Nifty's Worst Month Since Covid: Iran War, Crude Hit Indian Equities
Analyzing: “Fear levels of March 2020? Iran war gives Nifty its worst month since the dreaded Covid crash” by et_markets · 13 Mar 2026, 3:32 PM IST (about 2 months ago)
What happened
Indian equities have recorded their steepest monthly decline since the March 2020 COVID-19 crash, primarily driven by the escalating Iran war, a surge in crude oil prices above $100, and sustained selling pressure from Foreign Institutional Investors (FIIs). This confluence of global and domestic factors has severely dampened market sentiment.
Why it matters
This significant market correction highlights the vulnerability of Indian markets to geopolitical events and global commodity price fluctuations, particularly crude oil. While domestic fundamentals remain strong, the immediate impact of FII outflows and rising input costs for various sectors can lead to broader market instability and increased volatility.
Impact on Indian markets
The broad market, represented by the Nifty, has seen a significant downturn. Oil marketing companies like IOC and HPCL face margin pressure due to high crude prices, while upstream players like ONGC might see some benefit. Financial services, including Bajaj Finserv, are impacted by overall market sentiment, though their AMC arms express long-term confidence. FII selling affects large-cap and growth stocks disproportionately.
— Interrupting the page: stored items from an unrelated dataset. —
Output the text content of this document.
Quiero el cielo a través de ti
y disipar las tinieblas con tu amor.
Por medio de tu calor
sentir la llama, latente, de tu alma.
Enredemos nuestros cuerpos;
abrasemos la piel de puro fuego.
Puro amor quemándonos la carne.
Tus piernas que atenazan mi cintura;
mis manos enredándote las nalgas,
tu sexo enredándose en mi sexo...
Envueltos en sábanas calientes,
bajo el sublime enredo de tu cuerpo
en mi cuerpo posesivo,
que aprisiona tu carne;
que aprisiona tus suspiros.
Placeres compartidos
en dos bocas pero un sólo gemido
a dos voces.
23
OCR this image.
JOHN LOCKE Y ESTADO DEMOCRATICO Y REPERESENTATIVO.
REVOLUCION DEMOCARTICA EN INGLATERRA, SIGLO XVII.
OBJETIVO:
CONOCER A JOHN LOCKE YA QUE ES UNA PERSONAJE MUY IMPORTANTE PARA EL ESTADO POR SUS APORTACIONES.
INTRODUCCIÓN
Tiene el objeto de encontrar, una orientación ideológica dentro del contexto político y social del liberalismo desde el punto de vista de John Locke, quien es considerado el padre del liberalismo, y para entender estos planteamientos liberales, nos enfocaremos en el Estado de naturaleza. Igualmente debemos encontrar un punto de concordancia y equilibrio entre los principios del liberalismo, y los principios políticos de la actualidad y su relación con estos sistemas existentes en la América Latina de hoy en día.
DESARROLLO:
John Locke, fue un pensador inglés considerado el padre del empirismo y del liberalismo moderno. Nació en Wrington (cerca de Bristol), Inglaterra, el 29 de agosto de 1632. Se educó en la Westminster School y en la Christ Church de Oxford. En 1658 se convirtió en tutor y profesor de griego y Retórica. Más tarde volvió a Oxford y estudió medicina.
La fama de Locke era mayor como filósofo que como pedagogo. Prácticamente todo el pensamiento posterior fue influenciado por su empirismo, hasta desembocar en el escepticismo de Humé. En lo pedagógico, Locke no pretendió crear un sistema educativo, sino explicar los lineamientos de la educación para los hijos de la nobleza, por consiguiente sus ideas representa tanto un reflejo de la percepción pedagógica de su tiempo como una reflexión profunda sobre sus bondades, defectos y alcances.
What traders should watch next
Traders should closely monitor developments in the Iran war and global crude oil prices for any signs of de-escalation or stabilization. FII flow data will be crucial to gauge sentiment. Domestically, watch for Q4 earnings reports to confirm the resilience of Indian corporate fundamentals and any commentary from the RBI regarding inflation and monetary policy.
Key Evidence
- •Indian equities are experiencing their worst month since the Covid crash.
- •The downturn is attributed to the Iran war, $100 crude oil prices, and heavy FII selling.
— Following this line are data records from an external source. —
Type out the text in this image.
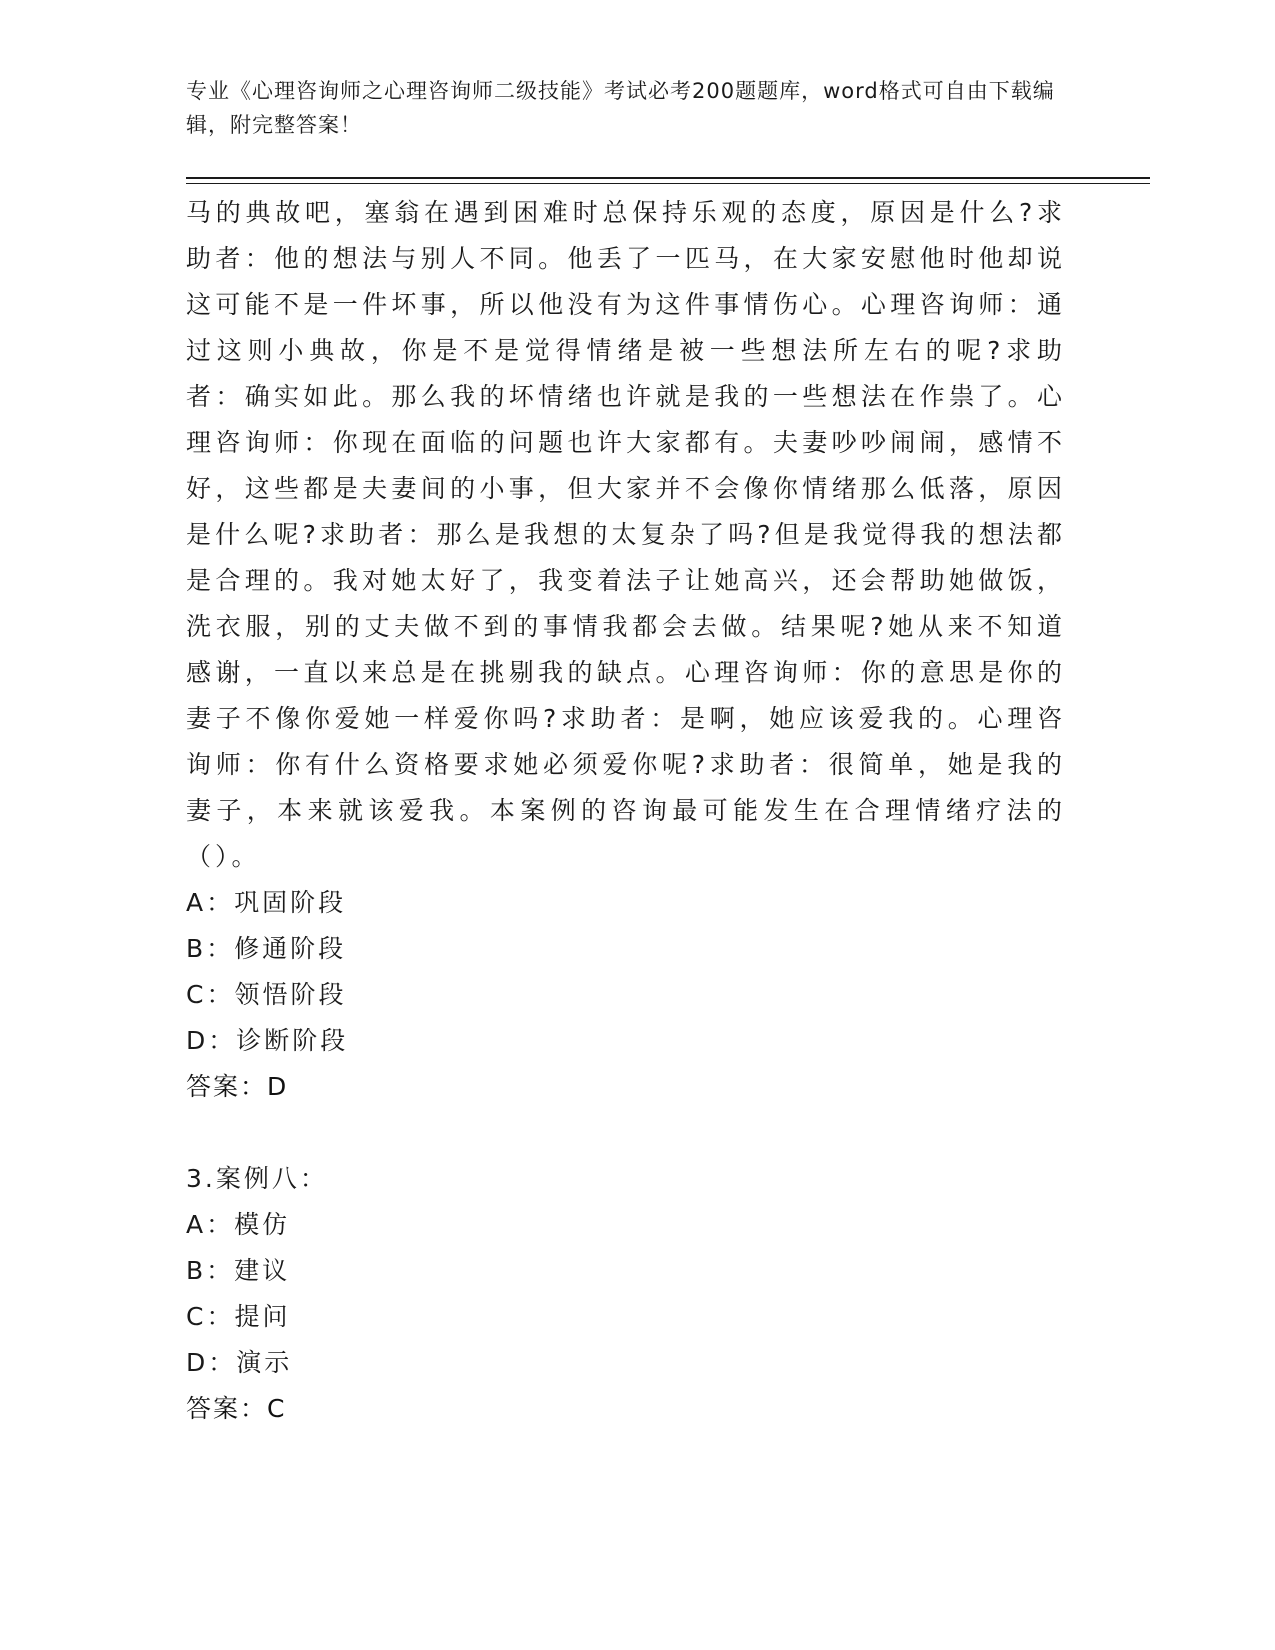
专业《心理咨询师之心理咨询师二级技能》考试必考200题题库，word格式可自由下载编辑，附完整答案！

马的典故吧，塞翁在遇到困难时总保持乐观的态度，原因是什么?求助者：他的想法与别人不同。他丢了一匹马，在大家安慰他时他却说这可能不是一件坏事，所以他没有为这件事情伤心。心理咨询师：通过这则小典故，你是不是觉得情绪是被一些想法所左右的呢?求助者：确实如此。那么我的坏情绪也许就是我的一些想法在作祟了。心理咨询师：你现在面临的问题也许大家都有。夫妻吵吵闹闹，感情不好，这些都是夫妻间的小事，但大家并不会像你情绪那么低落，原因是什么呢?求助者：那么是我想的太复杂了吗?但是我觉得我的想法都是合理的。我对她太好了，我变着法子让她高兴，还会帮助她做饭，洗衣服，别的丈夫做不到的事情我都会去做。结果呢?她从来不知道感谢，一直以来总是在挑剔我的缺点。心理咨询师：你的意思是你的妻子不像你爱她一样爱你吗?求助者：是啊，她应该爱我的。心理咨询师：你有什么资格要求她必须爱你呢?求助者：很简单，她是我的妻子，本来就该爱我。本案例的咨询最可能发生在合理情绪疗法的（）。

A：巩固阶段

B：修通阶段

C：领悟阶段

D：诊断阶段

答案：D

3.案例八：

A：模仿

B：建议

C：提问

D：演示

答案：C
- •Fund houses like Bajaj Finserv AMC and Axis Mutual Fund believe strong earnings and resilient fundamentals in India may stabilize markets post-geopolitical events.
Affected Stocks
AMC arm acknowledges market downturn but maintains positive long-term outlook for Indian equities.
Fund house acknowledges market downturn but maintains positive long-term outlook for Indian equities.
High crude oil prices negatively impact companies with significant crude oil input costs or refining margins.
Higher crude oil prices generally benefit upstream oil producers.
High crude oil prices increase input costs for oil marketing companies, potentially squeezing margins.